JAKARTA (kabarpublik.id) – Komisi Pemberantasan Korupsi mendalami dugaan penerimaan uang oleh pejabat fungsional Bea Cukai Madya Direktorat Jenderal Bea dan Cukai Kementerian Keuangan, Ahmad Dedi, dalam perkara dugaan korupsi pengurusan impor barang.
Juru Bicara KPK, Budi Prasetyo, mengatakan penyidik memeriksa Ahmad Dedi sebagai saksi untuk mendalami dugaan penerimaan uang dari perusahaan logistik Blueray Cargo.
“Penyidik mendalami terkait dugaan penerimaan dari PT BR atau Blueray Cargo,” kata Budi Prasetyo di Gedung Merah Putih KPK, Jakarta, Jumat.
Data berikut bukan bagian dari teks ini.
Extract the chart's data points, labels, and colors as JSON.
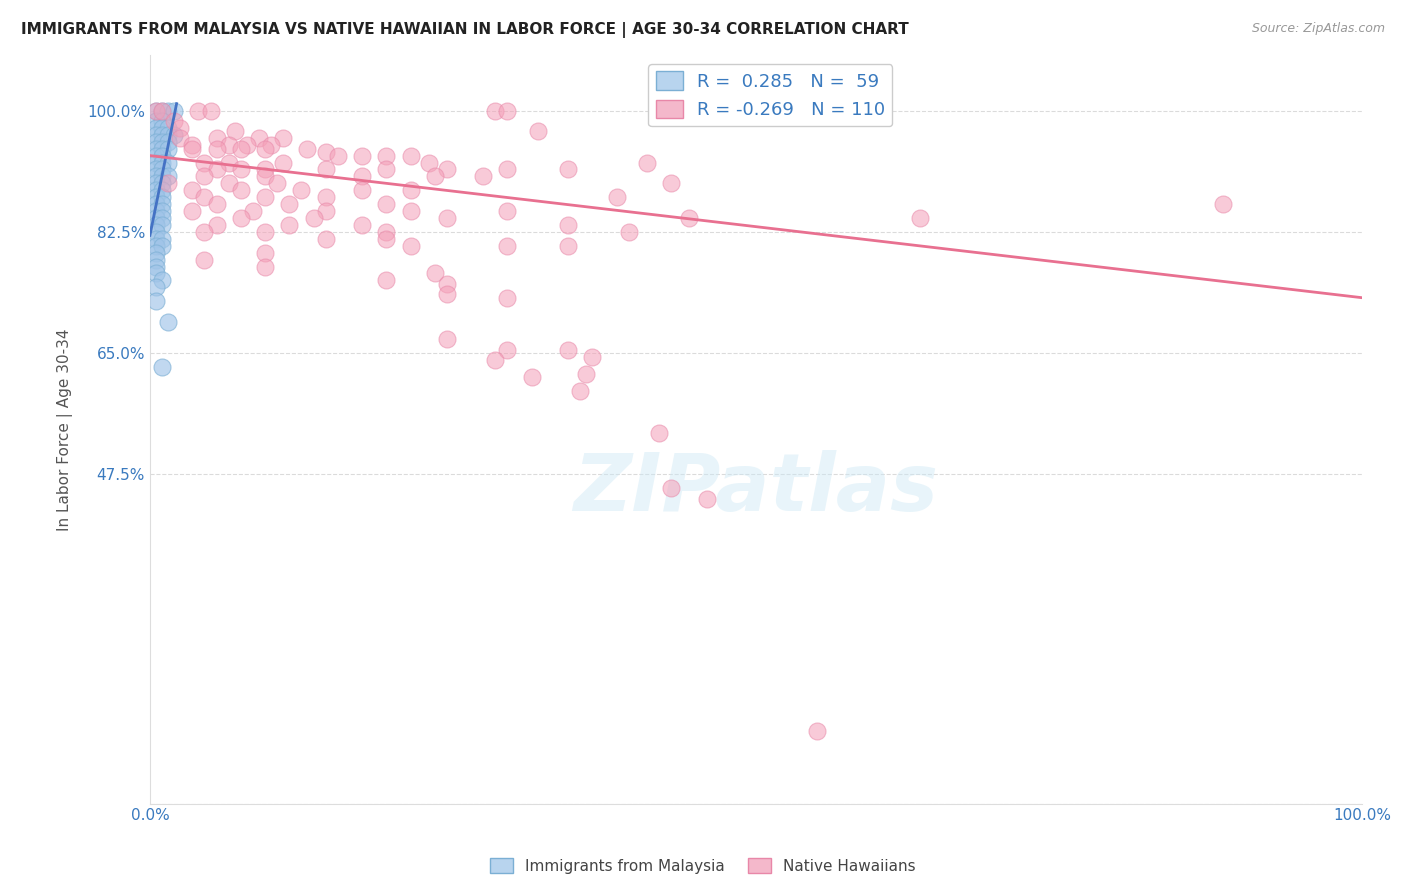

Menurut KPK, dugaan penerimaan tersebut berkaitan dengan pengurusan impor barang dan bea masuk di lingkungan Direktorat Jenderal Bea dan Cukai.
“Ada dugaan penerimaan oleh yang bersangkutan dalam pengurusan bea atau importasi barang. Ini masih terus didalami,” ujarnya.
KPK belum mengungkap jumlah uang yang diduga diterima karena masih menjadi bagian dari materi penyidikan.
Kasus ini bermula dari operasi tangkap tangan (OTT) yang dilakukan KPK di lingkungan Direktorat Jenderal Bea dan Cukai Kementerian Keuangan pada 4 Februari 2026.
Dalam operasi tersebut, KPK mengamankan sejumlah pihak, termasuk Kepala Kantor Wilayah Bea Cukai Sumatera Bagian Barat, Rizal.
Sehari setelah OTT, KPK menetapkan enam tersangka kasus dugaan suap dan gratifikasi terkait impor barang tiruan.
Mereka antara lain mantan Direktur Penindakan dan Penyidikan Bea Cukai periode 2024–Januari 2026, Rizal, Kepala Subdirektorat Intelijen Penindakan dan Penyidikan Bea Cukai Sisprian Subiaksono, serta Kepala Seksi Intelijen Bea Cukai Orlando Hamonangan.
Selain pejabat Bea Cukai, KPK juga menetapkan pemilik Blueray Cargo John Field, Ketua Tim Dokumentasi Importasi Blueray Cargo Andri, dan Manajer Operasional Blueray Cargo Dedy Kurniawan sebagai tersangka.
Pada 26 Februari 2026, KPK kembali menetapkan Kepala Seksi Intelijen Cukai Direktorat Penindakan dan Penyidikan Bea Cukai Budiman Bayu Prasojo sebagai tersangka baru.
KPK juga mengungkap penyitaan uang tunai Rp5,19 miliar dalam lima koper dari sebuah rumah di Ciputat yang diduga terkait perkara tersebut.
Sementara itu, saat menjalani pemeriksaan sebagai saksi pada Jumat (8/5/26), Ahmad Dedi sempat menjadi perhatian setelah bergegas menghindari awak media usai keluar dari Gedung Merah Putih KPK.